Sunday's Super Bowl Was Historic, but the Ratings Weren't

iStock/Thinkstock(NEW YORK) — The final audience figures for Sunday’s Super Bowl are in, and while the New England Patriots turned in a spectacular performance, the broadcast didn’t.

Fox’s broadcast of Super Bowl LI, in which the Patriots defeated the Atlanta Falcons in dramatic fashion with a last-minute 34-28 overtime victory — the first in Super Bowl History — was seen by an average of 111.3 million viewers, another 650,000 people on Fox Deportes, and an average streaming audience of 1.7 million.
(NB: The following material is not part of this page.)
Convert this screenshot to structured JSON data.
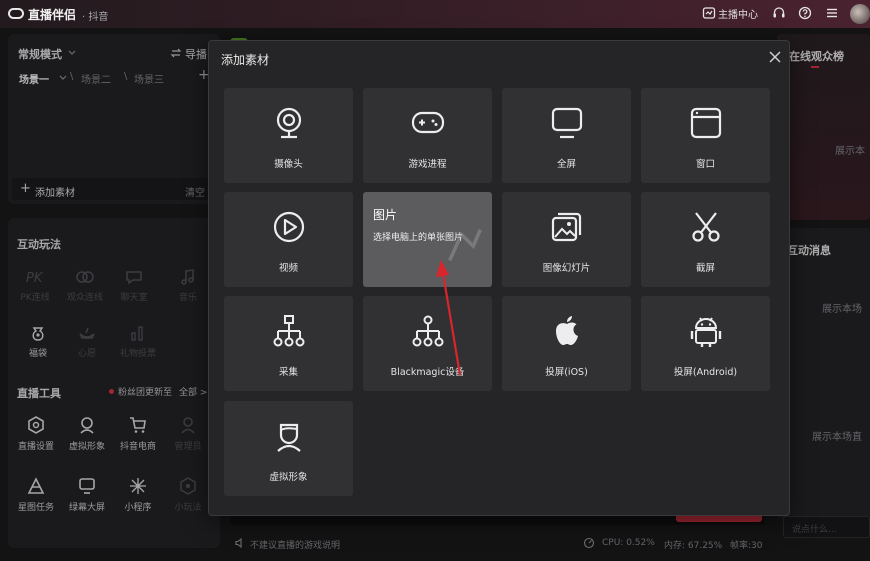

But while the victory was historic, the ratings failed to match the 111.9 million people who watched last year’s game between the Carolina Panthers and the Denver Broncos.

Even so, Sunday’s game was reportedly the fifth most-watched program in television history and Fox’s second most-watched event, behind 2014’s Super Bowl game between the Denver Broncos and the Seattle Seahawks, which drew 122.2 million viewers.

Lady Gaga’s halftime show drew even more viewers than the game itself: 117.5 million, making it the second most-watched halftime show in Super Bowl history, behind Katy Perry’s 2015 performance, which nabbed 120.7 million viewers.